The psalm spoke something new and different. Just as the psalmist looked up to the hills of Jerusalem during his pilgrimage of worship, so did I need to lift my eyes higher than my circumstances. The pilgrim’s help came from the LORD as he sought Him in Jerusalem’s temple. Where did my help come from? It too comes from the LORD God, “the maker of heaven and earth” right outside my window. Even as I scanned the hillside and saw only a dead snag, God was drawing my eyes toward Him.

In the Old Testament God called Israel a rebellious, stiff-necked people because of their stubbornness and refusal to obey His commandments. Isaiah gives a colorful, graphic and description of his people’s hard heartedness:
For I knew how stubborn you were; your neck muscles were iron, your forehead was bronze. Isaiah 48:4
Sometimes when I’ve had a stiff neck from a cramped muscle, it hurts to move my head in any direction and so all I can do is look straight ahead. I feels like my “ neck is of iron and my forehead bronze”. I can neither bow my head nor can I look in any direction except straight ahead. My vision is seriously impaired and mobility is constrained.
The Jews were described as stiff-necked because their pride kept them from looking up to the hills, from seeking God who was their Help and Refuge. Worse, they were stiff-necked,  too stubborn to bow their heads in humility. Their  pride wouldn’t let them prostrate themselves in obedience to the covenant God had made with them.

As were the Israelites, so are we also. No one is exempt from pride. Paul warns in Acts 7:51
“You stiff-necked people! Your hearts and ears are still uncircumcised. You are just like your ancestors: You always resist the Holy Spirit!”

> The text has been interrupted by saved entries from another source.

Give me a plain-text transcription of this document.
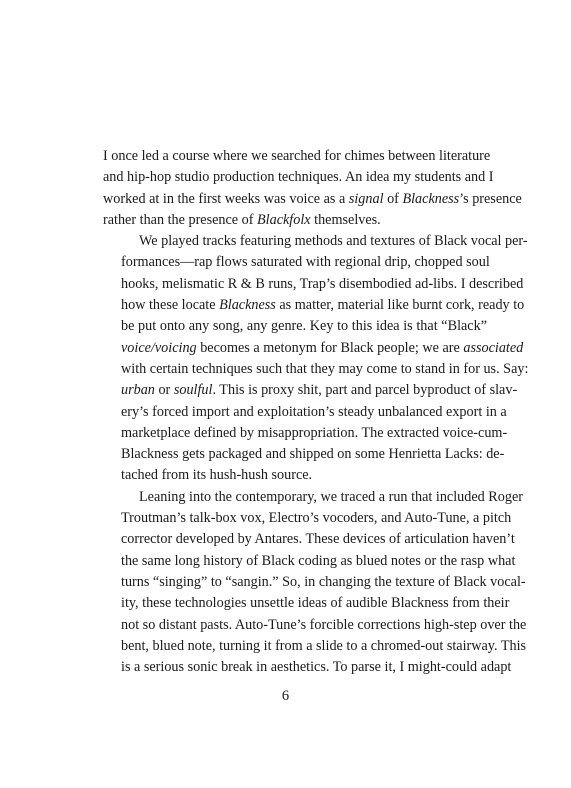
I once led a course where we searched for chimes between literature
and hip-hop studio production techniques. An idea my students and I
worked at in the first weeks was voice as a signal of Blackness’s presence
rather than the presence of Blackfolx themselves.

We played tracks featuring methods and textures of Black vocal per-
formances—rap flows saturated with regional drip, chopped soul
hooks, melismatic R & B runs, Trap’s disembodied ad-libs. I described
how these locate Blackness as matter, material like burnt cork, ready to
be put onto any song, any genre. Key to this idea is that “Black”
voice/voicing becomes a metonym for Black people; we are associated
with certain techniques such that they may come to stand in for us. Say:
urban or soulful. This is proxy shit, part and parcel byproduct of slav-
ery’s forced import and exploitation’s steady unbalanced export in a
marketplace defined by misappropriation. The extracted voice-cum-
Blackness gets packaged and shipped on some Henrietta Lacks: de-
tached from its hush-hush source.

Leaning into the contemporary, we traced a run that included Roger
Troutman’s talk-box vox, Electro’s vocoders, and Auto-Tune, a pitch
corrector developed by Antares. These devices of articulation haven’t
the same long history of Black coding as blued notes or the rasp what
turns “singing” to “sangin.” So, in changing the texture of Black vocal-
ity, these technologies unsettle ideas of audible Blackness from their
not so distant pasts. Auto-Tune’s forcible corrections high-step over the
bent, blued note, turning it from a slide to a chromed-out stairway. This
is a serious sonic break in aesthetics. To parse it, I might-could adapt

6
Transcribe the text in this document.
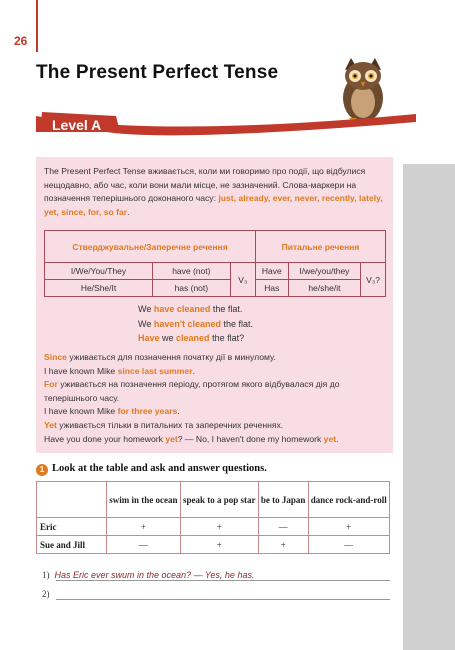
26
The Present Perfect Tense
Level A
The Present Perfect Tense вживається, коли ми говоримо про події, що відбулися нещодавно, або час, коли вони мали місце, не зазначений. Слова-маркери на позначення теперішнього доконаного часу: just, already, ever, never, recently, lately, yet, since, for, so far.
Стверджувальне/Заперечне речення			Питальне речення		
I/We/You/They	have (not)	V₃	Have	I/we/you/they	V₃?
He/She/It	has (not)		Has	he/she/it	
We have cleaned the flat.
We haven't cleaned the flat.
Have we cleaned the flat?
Since уживається для позначення початку дії в минулому.
I have known Mike since last summer.
For уживається на позначення періоду, протягом якого відбувалася дія до теперішнього часу.
I have known Mike for three years.
Yet уживається тільки в питальних та заперечних реченнях.
Have you done your homework yet? — No, I haven't done my homework yet.
1 Look at the table and ask and answer questions.
	swim in the ocean	speak to a pop star	be to Japan	dance rock-and-roll
Eric	+	+	—	+
Sue and Jill	—	+	+	—
1) Has Eric ever swum in the ocean? — Yes, he has.
2)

How often we clench our teeth and look only straight ahead instead of lifting our eyes upward, away from trials and troubles. The problem with looking only straight ahead is that the view is extremely narrow. We get a stiff neck from clenched muscles. Pride immobilizes the heart from seeking God’s divine help :” I can do this by myself. I don’t need to look farther than the next few feet.” We believe our own deception: “if only I can keep my eyes right in front of me, I won’t fall or stumble and I’ll be perfectly in control.  Instead, we end up with tunnel vision and we end up in rebellion.
Whenever I am tempted to resist the Holy Spirit and go my own way instead of following Jesus on His way, I need to sit for a while in front of the Lord, be it at my writing table in the early morning or on my knees at night. Humility and gratitude more than anything loosens the enemy’s vise grip on our necks.